Le Canada accueille le G8 [1] puis le G20 [2], ce qui est une première. Les dirigeants des huit nations les plus puissantes de la planète se retrouveront les 25 et 26 juin à Huntsville, petite ville au milieu des lacs et des forêts. Ils sont attendus le 26 en fin de soirée à Toronto pour entamer le sommet du G20.
Journalistes confinés et policiers par milliers
Pendant le G8, la grande majorité des journalistes restera confinée au centre de presse de Toronto, à 200 km d’Huntsville où résideront chefs d’État et ministres. Pour permettre aux envoyés spéciaux de faire comme s’ils y étaient et aux télés de retransmettre de belles images de la région des lacs, le gouvernement d’Ottawa a investi 1,8 million de dollars canadiens (1,5 million d’euros) dans la création d’un lac artificiel. Tout y est : quai, canoës décoratifs, bar, réplique de la Bourse de Toronto, et grand écran projetant les sauvages paysages de l’Ontario… Les 3.000 journalistes prévus sont supposés attendre les dépêches officielles cantonnés dans ce décor. Seule une poignée sera autorisée à se rendre à Huntsville pour filmer et photographier les officielles accolades. En pleine crise financière, dépenser 1,5 millions pour un lac qui durera 72h, et sera ensuite vidé et démonté, passe mal. C’est sans compter le coût global de l’organisation des deux sommets : un milliard de dollars canadiens pour le « sécuriser ».

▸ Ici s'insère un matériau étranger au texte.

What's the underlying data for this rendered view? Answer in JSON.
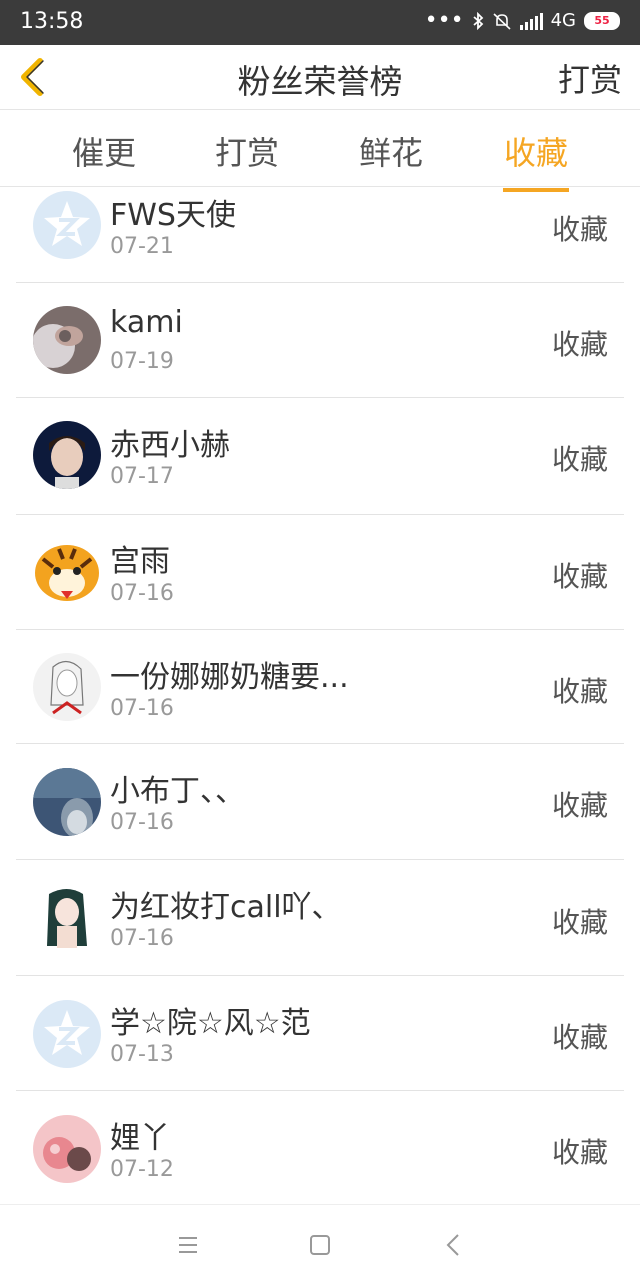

Des milliers de policiers et de militaires sont mobilisés pour l’occasion. Une immense zone rouge inaccessible paralysera le centre ville de Toronto. La gare centrale sera fermée pour l’occasion. Poubelles, boîtes aux lettres, abris bus ont été supprimés dans une immense zone à proximité de la zone rouge. De nombreux arbres en bordure des trottoirs ont même été déracinés de crainte que les branches puissent servir d’armes aux manifestants. Aux habituels gaz lacrymogènes, gaz au poivre et canons à eau, il est prévu d’utiliser une nouvelle arme de maintien de l’ordre : le « Long range accoustic device » (LRAD), un canon à ultrasons expérimenté contre des manifestants lors du G20 de Pittsburgh en septembre 2009. Pourtant, jusqu’ici, ce ne sont que des militants, certes déterminés, mais pacifistes et créatifs qui affûtent leurs stratégies pour interpeller l’opinion publique mondiale. Une fois de plus, il semble que les droits démocratiques élémentaires ne sortiront pas grandis de la gestion ultra-sécuritaire déployée par le gouvernement canadien.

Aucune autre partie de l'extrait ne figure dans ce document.